The EU has sent letters of formal notice to Cyprus, Greece and Malta alleging that they have not been charging the correct amount of Value-Added Tax (VAT) on yachts.
All three countries offer leasing schemes. They now have two months to respond to the EU.
“In order to achieve fair taxation we need to take action wherever necessary to combat VAT evasion,” said Pierre Moscovici, Commissioner for Economic and Financial Affairs, Taxation and Customs Union. “We cannot allow this type of favourable tax treatment granted to private boats, which also distorts competition in the maritime sector. Such practices violate EU law and must come to an end.”

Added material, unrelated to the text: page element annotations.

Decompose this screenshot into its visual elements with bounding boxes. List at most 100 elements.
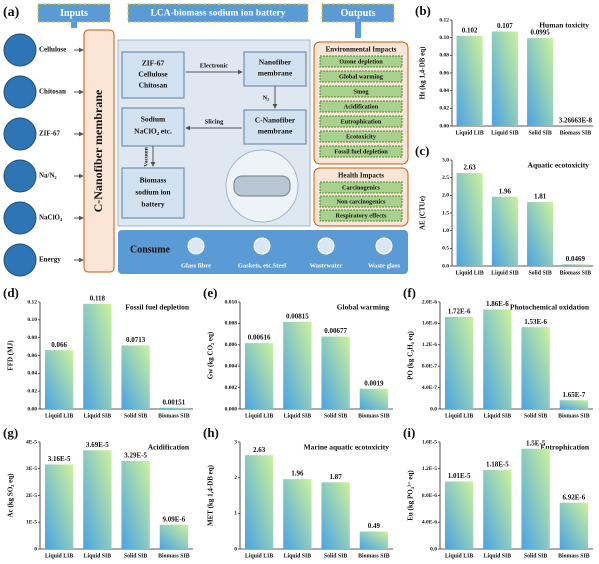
input-label: Energy bbox=[39, 256, 61, 264]
y-axis-label: Ac (kg SO₂ eq) bbox=[7, 473, 15, 518]
value-label: 2.63 bbox=[464, 164, 477, 172]
x-tick-label: Liquid SIB bbox=[484, 553, 512, 559]
value-label: 0.00151 bbox=[163, 398, 186, 406]
y-axis-label: FFD (MJ) bbox=[7, 340, 15, 371]
consume-icon bbox=[375, 237, 393, 255]
y-tick-label: 0 bbox=[234, 546, 237, 552]
y-tick-label: 1 bbox=[234, 511, 237, 517]
impact-label: Ecotoxicity bbox=[346, 133, 377, 140]
value-label: 1.72E-6 bbox=[448, 308, 471, 316]
value-label: 1.96 bbox=[291, 470, 304, 478]
value-label: 0.118 bbox=[90, 294, 106, 302]
value-label: 1.81 bbox=[534, 193, 547, 201]
x-tick-label: Solid SIB bbox=[524, 553, 547, 559]
value-label: 6.92E-6 bbox=[563, 493, 586, 501]
y-tick-label: 0.10 bbox=[27, 317, 37, 323]
bar bbox=[83, 450, 112, 549]
x-tick-label: Liquid SIB bbox=[484, 413, 512, 419]
process-text: Biomass bbox=[140, 176, 167, 185]
y-tick-label: 3.0 bbox=[442, 157, 449, 163]
y-tick-label: 4.0E-6 bbox=[422, 520, 437, 526]
panel-label: (h) bbox=[203, 425, 219, 440]
x-tick-label: Liquid LIB bbox=[445, 413, 473, 419]
input-label: Cellulose bbox=[39, 46, 66, 54]
impact-label: Eutrophication bbox=[341, 118, 382, 125]
consume-label: Glass fibre bbox=[181, 262, 211, 269]
y-tick-label: 3E-5 bbox=[26, 466, 37, 472]
panel-label: (g) bbox=[3, 425, 18, 440]
x-tick-label: Biomass SIB bbox=[558, 413, 590, 419]
bar bbox=[121, 460, 150, 549]
process-box bbox=[121, 167, 185, 219]
x-tick-label: Biomass SIB bbox=[158, 553, 190, 559]
y-tick-label: 1.2E-5 bbox=[422, 466, 437, 472]
chart-title: Fossil fuel depletion bbox=[125, 303, 190, 312]
y-tick-label: 4E-5 bbox=[26, 439, 37, 445]
y-tick-label: 0.000 bbox=[225, 406, 238, 412]
value-label: 3.29E-5 bbox=[124, 452, 147, 460]
impact-label: Global warming bbox=[339, 73, 384, 80]
y-tick-label: 0.02 bbox=[27, 388, 37, 394]
bar bbox=[521, 327, 550, 409]
panel-label: (c) bbox=[415, 143, 429, 158]
impact-item bbox=[319, 181, 403, 194]
y-tick-label: 0.04 bbox=[439, 88, 449, 94]
bar bbox=[321, 482, 350, 549]
input-label: Chitosan bbox=[39, 88, 66, 96]
bar bbox=[491, 196, 518, 266]
impact-label: Smog bbox=[353, 88, 369, 95]
y-tick-label: 0.12 bbox=[27, 299, 37, 305]
input-icon bbox=[3, 201, 37, 235]
x-tick-label: Solid SIB bbox=[324, 553, 347, 559]
value-label: 0.0019 bbox=[364, 379, 384, 387]
x-tick-label: Solid SIB bbox=[528, 130, 551, 136]
y-tick-label: 0.0 bbox=[442, 263, 449, 269]
impact-label: Respiratory effects bbox=[336, 212, 387, 219]
impact-label: Non carcinogenics bbox=[336, 198, 386, 205]
bar bbox=[444, 316, 474, 409]
y-axis-label: Eu (kg PO₄³⁻ eq) bbox=[407, 470, 415, 521]
chart-title: Eutrophication bbox=[540, 443, 589, 452]
value-label: 0.00815 bbox=[286, 312, 309, 320]
bar bbox=[359, 531, 389, 549]
process-label: N₂ bbox=[263, 94, 270, 101]
impact-label: Ozone depletion bbox=[339, 58, 383, 65]
x-tick-label: Solid SIB bbox=[528, 270, 551, 276]
consume-icon bbox=[317, 237, 335, 255]
bar bbox=[44, 464, 74, 549]
chart-title: Aquatic ecotoxicity bbox=[528, 161, 590, 170]
impact-item bbox=[319, 115, 403, 128]
chart-title: Human toxicity bbox=[539, 21, 589, 30]
panel-label: (b) bbox=[415, 3, 431, 18]
input-label: Na/N₂ bbox=[39, 172, 57, 180]
value-label: 1.5E-5 bbox=[526, 439, 546, 447]
x-tick-label: Solid SIB bbox=[524, 413, 547, 419]
value-label: 0.102 bbox=[462, 27, 478, 35]
diagram-title: LCA-biomass sodium ion battery bbox=[151, 9, 286, 19]
y-tick-label: 0.10 bbox=[439, 35, 449, 41]
y-tick-label: 2.5 bbox=[442, 175, 449, 181]
process-box bbox=[121, 51, 185, 99]
value-label: 3.26663E-8 bbox=[559, 117, 593, 125]
consume-label: Gaskets, etc.Steel bbox=[238, 262, 286, 269]
input-label: NaClO₄ bbox=[39, 214, 63, 222]
process-label: Vacuum bbox=[143, 147, 149, 167]
impact-item bbox=[319, 100, 403, 113]
process-text: Cellulose bbox=[138, 70, 168, 79]
x-tick-label: Biomass SIB bbox=[558, 553, 590, 559]
input-label: ZIF-67 bbox=[39, 130, 61, 138]
bar bbox=[456, 35, 483, 126]
bar bbox=[456, 173, 483, 266]
impact-item bbox=[319, 85, 403, 98]
consume-icon bbox=[253, 237, 271, 255]
value-label: 1.86E-6 bbox=[486, 300, 509, 308]
y-axis-label: Ht (kg 1,4-DB eq) bbox=[419, 46, 427, 100]
x-tick-label: Biomass SIB bbox=[358, 413, 390, 419]
chart-title: Acidification bbox=[148, 443, 190, 452]
value-label: 1.18E-5 bbox=[486, 461, 509, 469]
process-text: NaClO₄ etc. bbox=[134, 127, 172, 136]
bar bbox=[321, 336, 350, 409]
value-label: 1.01E-5 bbox=[448, 472, 471, 480]
y-tick-label: 2.0E-6 bbox=[422, 299, 437, 305]
x-tick-label: Biomass SIB bbox=[358, 553, 390, 559]
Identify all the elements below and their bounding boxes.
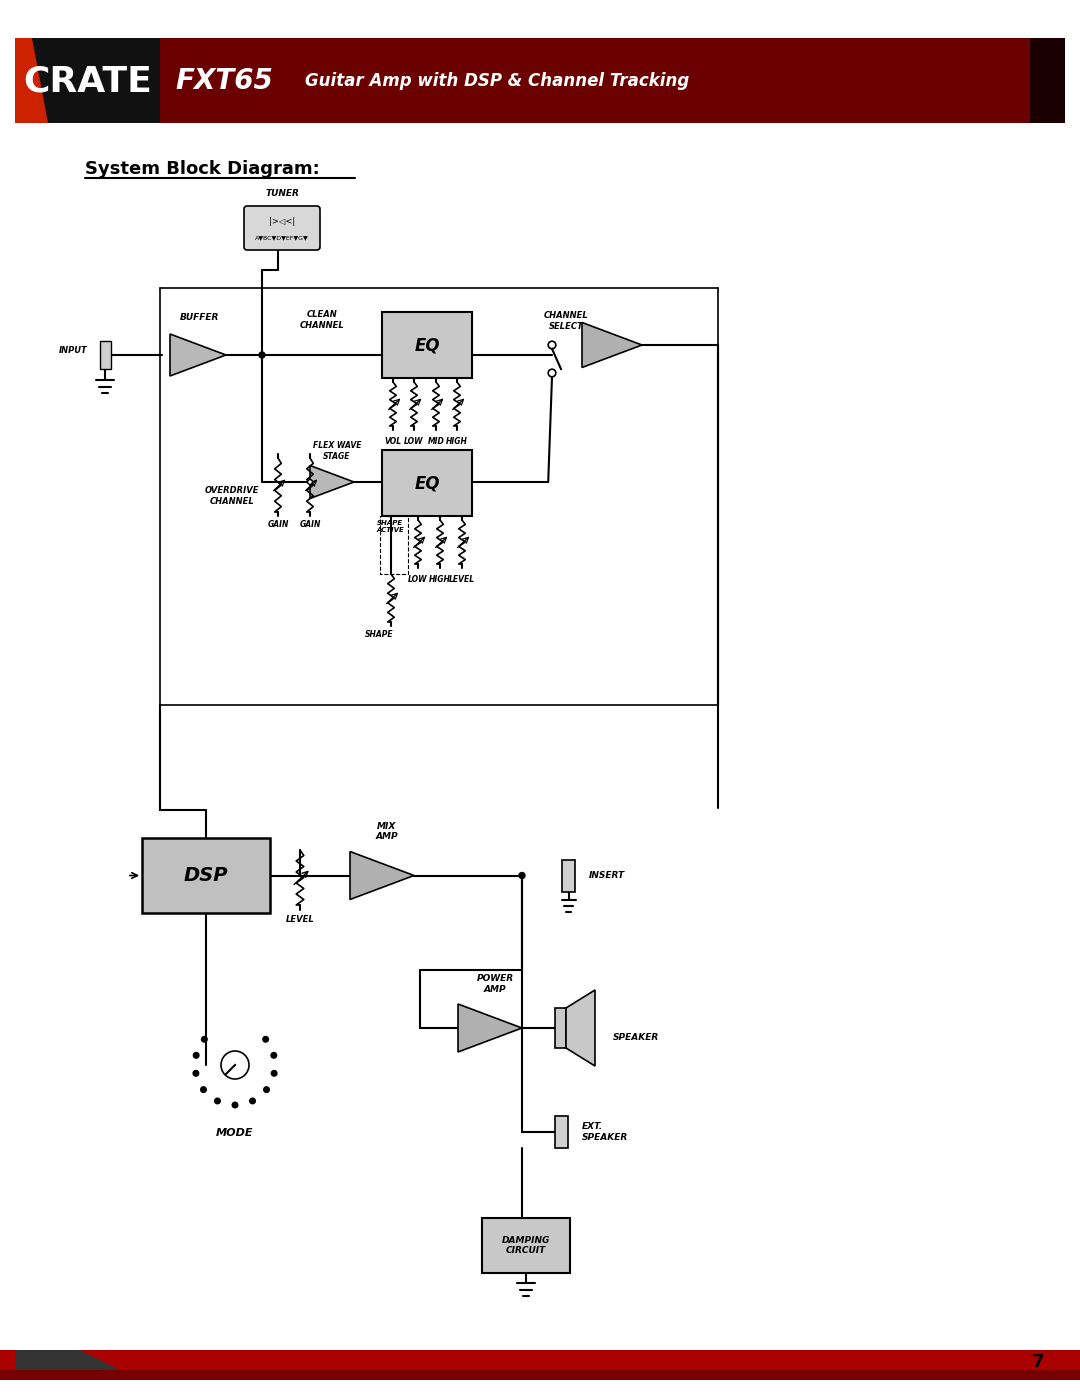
Text: TUNER: TUNER [265, 189, 299, 198]
Text: POWER
AMP: POWER AMP [476, 974, 514, 993]
Text: CHANNEL
SELECT: CHANNEL SELECT [543, 312, 589, 331]
Text: Guitar Amp with DSP & Channel Tracking: Guitar Amp with DSP & Channel Tracking [305, 73, 689, 89]
Circle shape [193, 1052, 199, 1058]
Polygon shape [350, 852, 414, 900]
FancyBboxPatch shape [244, 205, 320, 250]
Circle shape [221, 1051, 249, 1078]
Circle shape [519, 873, 525, 879]
Text: |>◁<|: |>◁<| [269, 217, 295, 225]
Text: LOW: LOW [408, 576, 428, 584]
Text: SHAPE
ACTIVE: SHAPE ACTIVE [376, 520, 404, 534]
Text: EQ: EQ [415, 474, 440, 492]
Text: LEVEL: LEVEL [285, 915, 314, 923]
Circle shape [215, 1098, 220, 1104]
Text: LEVEL: LEVEL [449, 576, 475, 584]
Text: CRATE: CRATE [24, 64, 152, 98]
Circle shape [232, 1102, 238, 1108]
Circle shape [259, 352, 265, 358]
Text: HIGH: HIGH [446, 437, 468, 446]
Text: MODE: MODE [216, 1127, 254, 1139]
Text: GAIN: GAIN [268, 520, 288, 529]
Polygon shape [566, 990, 595, 1066]
Text: FLEX WAVE
STAGE: FLEX WAVE STAGE [313, 441, 361, 461]
Bar [0, 1370, 1080, 1380]
Bar [382, 312, 472, 379]
Bar [160, 38, 1030, 123]
Circle shape [262, 1037, 269, 1042]
Bar [562, 859, 575, 891]
Polygon shape [15, 38, 48, 123]
Bar [15, 38, 1065, 123]
Circle shape [549, 369, 556, 377]
Text: LOW: LOW [404, 437, 423, 446]
Bar [380, 515, 408, 574]
Circle shape [271, 1070, 276, 1076]
Bar [555, 1116, 568, 1148]
Text: CLEAN
CHANNEL: CLEAN CHANNEL [299, 310, 345, 330]
Circle shape [249, 1098, 255, 1104]
Text: SHAPE: SHAPE [365, 630, 393, 638]
Text: System Block Diagram:: System Block Diagram: [85, 161, 320, 177]
Bar [382, 450, 472, 515]
Text: EQ: EQ [415, 337, 440, 353]
Polygon shape [582, 323, 642, 367]
Text: MIX
AMP: MIX AMP [376, 821, 399, 841]
Bar [482, 1218, 570, 1273]
Polygon shape [170, 334, 226, 376]
Text: 7: 7 [1031, 1354, 1044, 1370]
Text: SPEAKER: SPEAKER [613, 1034, 659, 1042]
Text: OVERDRIVE
CHANNEL: OVERDRIVE CHANNEL [205, 486, 259, 506]
Circle shape [308, 479, 312, 485]
Text: EXT.
SPEAKER: EXT. SPEAKER [582, 1122, 629, 1141]
Text: A▼BC▼D▼EF▼G▼: A▼BC▼D▼EF▼G▼ [255, 236, 309, 240]
Circle shape [549, 341, 556, 349]
Text: VOL: VOL [384, 437, 402, 446]
Text: INSERT: INSERT [589, 870, 625, 880]
Text: HIGH: HIGH [429, 576, 451, 584]
Circle shape [201, 1087, 206, 1092]
Bar [0, 1350, 1080, 1370]
Text: GAIN: GAIN [299, 520, 321, 529]
Polygon shape [310, 465, 354, 499]
Text: DAMPING
CIRCUIT: DAMPING CIRCUIT [502, 1236, 550, 1255]
Circle shape [271, 1052, 276, 1058]
Circle shape [193, 1070, 199, 1076]
Text: MID: MID [428, 437, 445, 446]
Circle shape [264, 1087, 269, 1092]
Text: FXT65: FXT65 [175, 67, 273, 95]
Bar [15, 38, 160, 123]
Bar [141, 838, 270, 914]
Text: BUFFER: BUFFER [180, 313, 219, 321]
Bar [99, 341, 110, 369]
Polygon shape [458, 1004, 522, 1052]
Text: DSP: DSP [184, 866, 228, 886]
Polygon shape [15, 1350, 120, 1370]
Circle shape [202, 1037, 207, 1042]
Text: INPUT: INPUT [59, 345, 87, 355]
Bar [555, 1009, 566, 1048]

The EU has said that it is addressing the issue because of the “Paradise Papers” leaks. “The Paradise Papers revealed widespread VAT evasion in the yacht sector, facilitated by national rules which do not comply with EU law,” said a statement from the European Commission.
The Commission says that it does not agree with estimates made to calculate VAT on larger yachts. These assume that larger yachts spend more time outside EU waters. It also does not agree with the leasing of a yacht being classified as a service rather than a good.
“The language being used by EU commissioner Pierre Moscovici leaves no room for doubt. The European Commission believes that Cyprus, Greece and Malta have facilitated VAT evasion by endorsing these arrangements” said Philip Munn, VAT partner at audit, tax and consulting firm RSM.